Spark Executor Command: "/usr/lib/jvm/jre/bin/java" "-cp" "/root/PySpark/conf/:/root/PySpark/jars/*" "-Xmx1024M" "-Dspark.driver.port=42592" "org.apache.spark.executor.CoarseGrainedExecutorBackend" "--driver-url" "spark://CoarseGrainedScheduler@sparkmaster:42592" "--executor-id" "62" "--hostname" "192.168.1.101" "--cores" "2" "--app-id" "app-20201023194940-0001" "--worker-url" "spark://Worker@192.168.1.101:45404"
========================================

Using Spark's default log4j profile: org/apache/spark/log4j-defaults.properties
20/10/23 19:52:46 INFO CoarseGrainedExecutorBackend: Started daemon with process name: 4003@slave1
20/10/23 19:52:46 INFO SignalUtils: Registered signal handler for TERM
20/10/23 19:52:46 INFO SignalUtils: Registered signal handler for HUP
20/10/23 19:52:46 INFO SignalUtils: Registered signal handler for INT
WARNING: An illegal reflective access operation has occurred
WARNING: Illegal reflective access by org.apache.spark.unsafe.Platform (file:/root/PySpark/jars/spark-unsafe_2.12-3.0.1.jar) to constructor java.nio.DirectByteBuffer(long,int)

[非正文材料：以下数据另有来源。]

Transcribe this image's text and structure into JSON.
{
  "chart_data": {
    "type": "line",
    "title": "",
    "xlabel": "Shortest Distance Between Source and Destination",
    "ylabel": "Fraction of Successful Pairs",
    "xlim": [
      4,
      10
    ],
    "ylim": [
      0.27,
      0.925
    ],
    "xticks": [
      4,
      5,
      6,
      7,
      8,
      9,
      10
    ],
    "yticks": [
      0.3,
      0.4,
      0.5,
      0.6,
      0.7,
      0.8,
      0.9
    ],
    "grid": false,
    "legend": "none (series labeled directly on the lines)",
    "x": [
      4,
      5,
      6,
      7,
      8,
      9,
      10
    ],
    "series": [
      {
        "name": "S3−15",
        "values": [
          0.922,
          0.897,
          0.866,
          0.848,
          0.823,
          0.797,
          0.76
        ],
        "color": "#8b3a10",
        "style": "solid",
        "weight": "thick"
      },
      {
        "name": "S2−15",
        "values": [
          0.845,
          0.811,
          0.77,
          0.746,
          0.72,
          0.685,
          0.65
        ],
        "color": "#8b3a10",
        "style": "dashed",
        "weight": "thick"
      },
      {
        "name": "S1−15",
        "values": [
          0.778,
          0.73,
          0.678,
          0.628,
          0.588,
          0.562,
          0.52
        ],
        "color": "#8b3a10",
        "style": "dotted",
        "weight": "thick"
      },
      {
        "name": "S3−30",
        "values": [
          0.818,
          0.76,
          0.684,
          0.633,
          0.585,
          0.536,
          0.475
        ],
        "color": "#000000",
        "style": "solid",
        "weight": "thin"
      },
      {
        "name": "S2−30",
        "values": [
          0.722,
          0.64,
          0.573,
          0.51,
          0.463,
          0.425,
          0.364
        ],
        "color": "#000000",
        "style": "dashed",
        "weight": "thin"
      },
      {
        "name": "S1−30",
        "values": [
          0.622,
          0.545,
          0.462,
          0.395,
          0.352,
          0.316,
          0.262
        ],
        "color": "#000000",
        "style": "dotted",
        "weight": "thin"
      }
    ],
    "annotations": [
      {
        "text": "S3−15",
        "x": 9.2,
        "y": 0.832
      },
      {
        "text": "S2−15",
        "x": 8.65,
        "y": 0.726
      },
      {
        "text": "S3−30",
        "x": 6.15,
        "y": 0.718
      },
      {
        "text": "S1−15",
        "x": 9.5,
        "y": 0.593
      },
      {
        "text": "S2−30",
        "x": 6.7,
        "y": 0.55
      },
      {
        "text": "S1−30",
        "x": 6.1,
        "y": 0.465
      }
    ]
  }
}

WARNING: Please consider reporting this to the maintainers of org.apache.spark.unsafe.Platform
WARNING: Use --illegal-access=warn to enable warnings of further illegal reflective access operations
WARNING: All illegal access operations will be denied in a future release
20/10/23 19:52:47 WARN NativeCodeLoader: Unable to load native-hadoop library for your platform... using builtin-java classes where applicable
20/10/23 19:52:47 INFO SecurityManager: Changing view acls to: root
20/10/23 19:52:47 INFO SecurityManager: Changing modify acls to: root
20/10/23 19:52:47 INFO SecurityManager: Changing view acls groups to: 
20/10/23 19:52:47 INFO SecurityManager: Changing modify acls groups to: 
20/10/23 19:52:47 INFO SecurityManager: SecurityManager: authentication disabled; ui acls disabled; users  with view permissions: Set(root); groups with view permissions: Set(); users  with modify permissions: Set(root); groups with modify permissions: Set()
Exception in thread "main" java.lang.reflect.UndeclaredThrowableException
    at org.apache.hadoop.security.UserGroupInformation.doAs(UserGroupInformation.java:1748)
    at org.apache.spark.deploy.SparkHadoopUtil.runAsSparkUser(SparkHadoopUtil.scala:61)
    at org.apache.spark.executor.CoarseGrainedExecutorBackend$.run(CoarseGrainedExecutorBackend.scala:283)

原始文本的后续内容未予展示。